BENNINGTON -- Residents had many questions about a proposed $3 million water bond vote coming up next week.
Jason Dolmetsch, an engineer with MSK Engineering, the firm that is planning the project, said the goal behind it is to solve water pressure issues at high elevations on the south end of town that occur during fires and other times of high water use.
He said the state has mandated the problem be solved by Dec. 1, 2018. If it is not, fines can be levied or the state can forbid new hookups or allocations.
Voters already rejected a $3.3 million proposal in March that called for building a 750,000-gallon water tank at the high end of the Southern Vermont College campus and running a water line to a pump station near the college's athletic fields. The college would go on the town's water supply and bear some of the cost. The college's involvement also allows the town access to a state revolving loan fund which would allow the town to borrow at a 3 percent interest rate rather than a 3.5 percent one.
The new plan is largely the same, only it involves running the main line on a more direct route through the college's campus.
Dolmetsch said the college has no issues with its water currently, but the state is requiring more stringent testing and filtering systems for its wells. It will have to solve its problem sooner than the town must address its own requirements, which is why the town is opting to go forward now, with the college, rather than later.
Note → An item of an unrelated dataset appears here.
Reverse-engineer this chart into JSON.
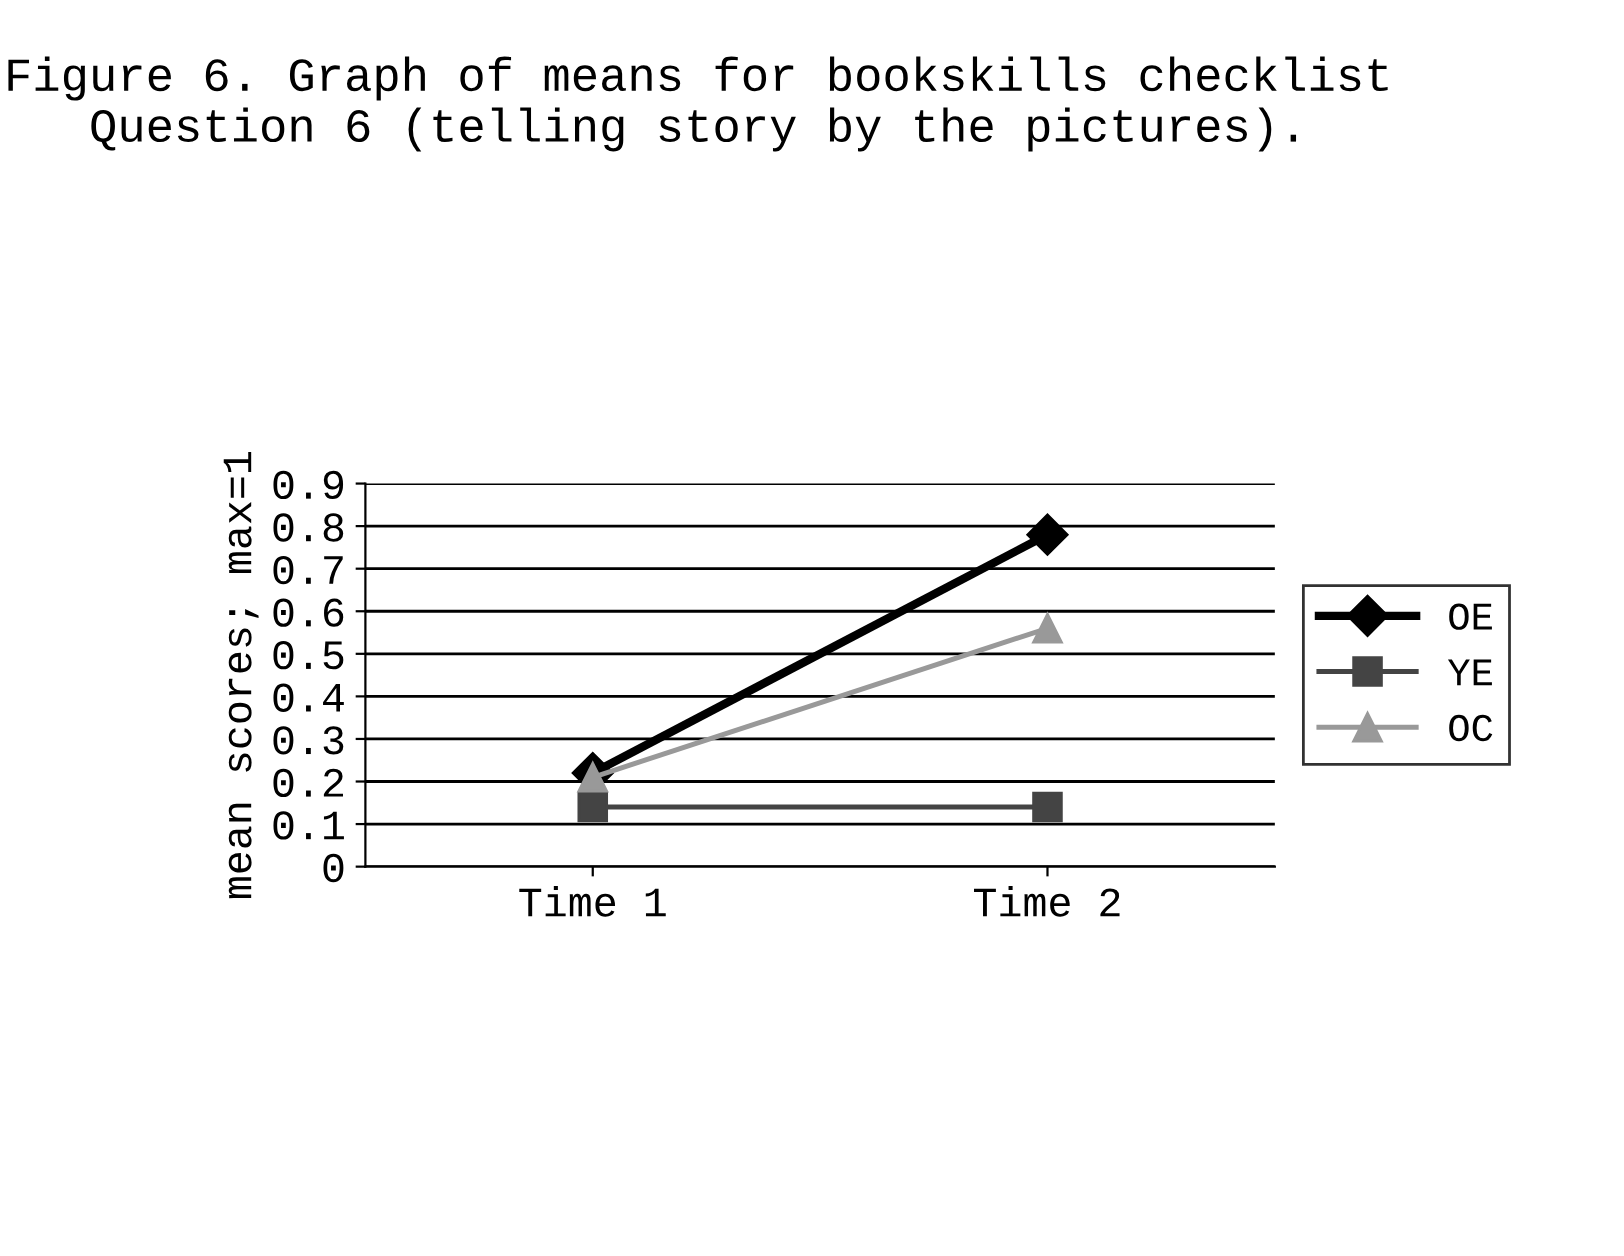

The tower will hold water at a certain elevation and release it into the system when the pressure is needed, said Dolmetsch. There have been six occasions since Jan. 1 where at least one person reported low water pressure or no water. One was the fire at the former LaFlamme's' furniture store, the others involved water being pumped up Willow Road, and hydrant flushings.
In response to a question from resident Ed Letourneau about there being hard data beyond anecdotes, Dolmetsch said there are pressure sensors on the lines and computer models that confirm the pressure drops bellow state standards at certain times.
Water Superintendent Terry Morse said these pressure issues have been happening since his tenure began in the 1980s. In response to a question from Bennington resident Chris Wright, Morse said the system was allowed to expand past its capacity. Such expansion would not likely be allowed today, or if allowed then the entity responsible would have to pay for necessary upgrades.
Resident Abby Shapiro asked how well the town could guarantee its water rate projections for the next five years.
Town Manager Stuart Hurd said there will be no rate increase this year, and in the coming years the town does not expect to see more than a 3 percent increase in a given year. He said the 41 percent increase spread over the past three years was because depreciation of the system was not being accounted for.
Board member Sharyn Brush said the board oversees the department's proposed budgets and works diligently to keep them down as much as possible.
Dolmetsch said if the project goes through with the college's help, the annual repayments on the bond, which do not start until two years after the project is complete, will be $36,400 less. Over 20 years, the town would save $728,000.
Eric Law, program specialist with the state Water Infrastructure Financing Program, said funds in the revolving loans are limited and competition is heavy, but SVC's involvement puts Bennington in the fundable range.
"I can tell you one thing, this problem is not going away," he said. "You have to ask yourself the question, is it cheaper now to deal with it than to wait four years? I can tell you, being in financing, it's going to be a whole lot cheaper now than it will be in four years."
The vote is June 17 at the Bennington Fire Facility located at 130 River Street. Polls are open from 7 a.m. to 7 p.m. Voting will also be at the North Bennington Village Trustees Office for voters in the village.
One of the criticisms against the bond was that all registered voters had a say, but payments only to rate payers. Town officials explained that there used to be a tax credit for those not on the system, back when water was paid for out of the general fund, but a change to the town charter many years ago holds that only rate payers fund the system. Still, collateral for the bond would be town property, so all registered voters can cast ballots.